Но, может быть, Оруэлл, подобно русскому народовольцу Льву Тихомирову, просто разочаровался в своих прежних убеждениях и решил таким образом искупить грехи молодости? Увы, нет. Наряду с доносами он исправно редактировал крупнейший левый британский журнал «Трибюн», да и в своих прославленных романах не скрывал симпатий к товарищу Троцкому. Кто не верит, пусть перечтет по новой «Ферму животных» и «1984», обратив особое внимание на неоднозначные, но в целом привлекательные образы лидера оппозиции Голдстейна и кабана Снежка.

Отличился на ниве стукачества и такой известный троцкист, как бывший член Компартии Мексики, знаменитый художник Диего Ривера, предоставивший в распоряжение Льва Давыдовича свою виллу в Койоакане. Еще в сентябре 1938 года Ривера в интервью нескольким мексиканским газетам огласил список скрытых коммунистов, якобы пробравшихся в правительство. В следующем году список очутился уже в американских газетах, и США тут же использовали его для дискредитации левонационалистического мексиканского правительства Ласаро Карденаса, выставляя его в качестве прокоммунистического. Нечего сказать, замечательно отблагодарил Ривера президента Мексики за то, что тот (единственный в мире!) согласился предоставить политическое убежище его Троцкому.

Доносами на бывших товарищей по партии Ривера не ограничился. В декабре 1939 года он пообещал американскому консулу в Мехико Джеймсу Стюарту разоблачить «активную деятельность сталинских агентов» не только в Мексике, но и в других странах Латинской Америки.[1]
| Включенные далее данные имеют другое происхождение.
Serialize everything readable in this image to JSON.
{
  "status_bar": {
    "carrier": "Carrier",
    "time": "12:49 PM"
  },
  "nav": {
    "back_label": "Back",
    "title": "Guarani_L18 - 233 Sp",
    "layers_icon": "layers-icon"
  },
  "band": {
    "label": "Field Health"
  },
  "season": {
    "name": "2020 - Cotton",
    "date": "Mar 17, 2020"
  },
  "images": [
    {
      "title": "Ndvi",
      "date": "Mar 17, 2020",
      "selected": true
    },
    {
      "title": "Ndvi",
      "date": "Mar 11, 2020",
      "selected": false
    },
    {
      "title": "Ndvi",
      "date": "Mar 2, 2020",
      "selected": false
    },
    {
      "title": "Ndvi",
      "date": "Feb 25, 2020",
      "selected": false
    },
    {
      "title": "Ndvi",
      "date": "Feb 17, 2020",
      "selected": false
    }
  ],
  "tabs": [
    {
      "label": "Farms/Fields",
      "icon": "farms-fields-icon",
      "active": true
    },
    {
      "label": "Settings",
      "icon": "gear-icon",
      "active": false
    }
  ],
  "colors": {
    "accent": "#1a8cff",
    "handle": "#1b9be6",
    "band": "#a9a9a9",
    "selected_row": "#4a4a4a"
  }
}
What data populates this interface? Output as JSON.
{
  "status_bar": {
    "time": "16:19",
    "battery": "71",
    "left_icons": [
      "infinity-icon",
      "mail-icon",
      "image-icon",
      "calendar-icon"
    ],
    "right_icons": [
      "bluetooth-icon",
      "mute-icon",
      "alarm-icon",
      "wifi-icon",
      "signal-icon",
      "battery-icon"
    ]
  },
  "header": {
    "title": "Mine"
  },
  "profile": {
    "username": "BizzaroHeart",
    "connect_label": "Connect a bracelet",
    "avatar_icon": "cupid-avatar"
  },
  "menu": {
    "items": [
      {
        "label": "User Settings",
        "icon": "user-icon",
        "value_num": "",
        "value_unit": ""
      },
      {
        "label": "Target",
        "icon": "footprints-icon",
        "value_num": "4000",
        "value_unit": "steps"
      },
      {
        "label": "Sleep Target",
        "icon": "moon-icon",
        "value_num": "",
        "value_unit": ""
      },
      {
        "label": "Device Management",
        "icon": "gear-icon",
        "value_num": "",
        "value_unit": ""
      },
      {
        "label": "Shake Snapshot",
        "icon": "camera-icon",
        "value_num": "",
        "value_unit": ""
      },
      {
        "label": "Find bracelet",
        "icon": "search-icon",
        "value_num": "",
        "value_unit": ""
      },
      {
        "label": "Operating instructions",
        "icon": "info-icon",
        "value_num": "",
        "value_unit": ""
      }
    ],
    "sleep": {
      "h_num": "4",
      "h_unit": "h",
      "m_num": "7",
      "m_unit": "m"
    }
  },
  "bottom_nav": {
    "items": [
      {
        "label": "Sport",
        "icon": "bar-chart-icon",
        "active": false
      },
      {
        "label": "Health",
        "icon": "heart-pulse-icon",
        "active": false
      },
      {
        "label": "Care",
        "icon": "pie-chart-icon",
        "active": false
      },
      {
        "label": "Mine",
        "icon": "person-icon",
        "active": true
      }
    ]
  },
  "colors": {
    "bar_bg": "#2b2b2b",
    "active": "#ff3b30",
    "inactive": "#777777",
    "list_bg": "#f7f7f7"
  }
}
С января 1940 года информация от Риверы в консульство пошла бесперебойно. Стюарт получил подробнейшие сведения о Мексиканской компартии, ее связях с проживающими в Мексике беженцами из франкистской Испании и о прибывших в страну представителях Коминтерна. Одних сотрудников аппарата мексиканского правительства, подозреваемых в принадлежности к партии, было названо более полусотни.[2] Горячие мексиканские парни стали серьезно подумывать о ликвидации живописца, но тот вовремя свалил в США, напоследок призвав президента США Рузвельта «предоставить Троцкому убежище в Соединенных Штатах», чтобы помочь США «в борьбе с советско-нацистской угрозой».[3]

Американская администрация по достоинству оценила работу своего осведомителя, тут же предоставив ему выгодный заказ на изготовление фресок для международной выставки «Золотые ворота». Менее благодарным оказался сам Лев Давыдович, не постеснявшийся соблазнить супругу гостеприимного хозяина художницу Фриду Кало.

Вряд ли Оруэлл и Ривера особенно мучались угрызениями совести, составляя свои доносы. В этом славном деле их вдохновлял пример самого вождя. Согласно тем же рассекреченным документам госдепартамента США 13 июля 1940 года лично Лев Давыдович передал сотруднику американского консульства в Мехико Роберту Мак-Грегору список мексиканских изданий, политических деятелей, профсоюзных работников и государственных служащих, связанных с компартией, а также действующих в Мексике советских агентов. В частности, именно Троцкий заложил работающего здесь агента Коминтерна Карлоса Контрероса. Пять дней спустя другой сотрудник консульства, Джордж Шоу, получил от секретаря Троцкого Чарльза Корнелла новую записку. В ней Лев Давыдович подробно описал деятельность в Мексике нью-йоркского резидента ГПУ Энрике Мартинеса Рики. Составленный Троцким список советских агентов, действовавших в Мексике, США и Франции, консульство получило от американского троцкиста Джорджа Хансена уже в сентябре 1940 года, после убийства Троцкого.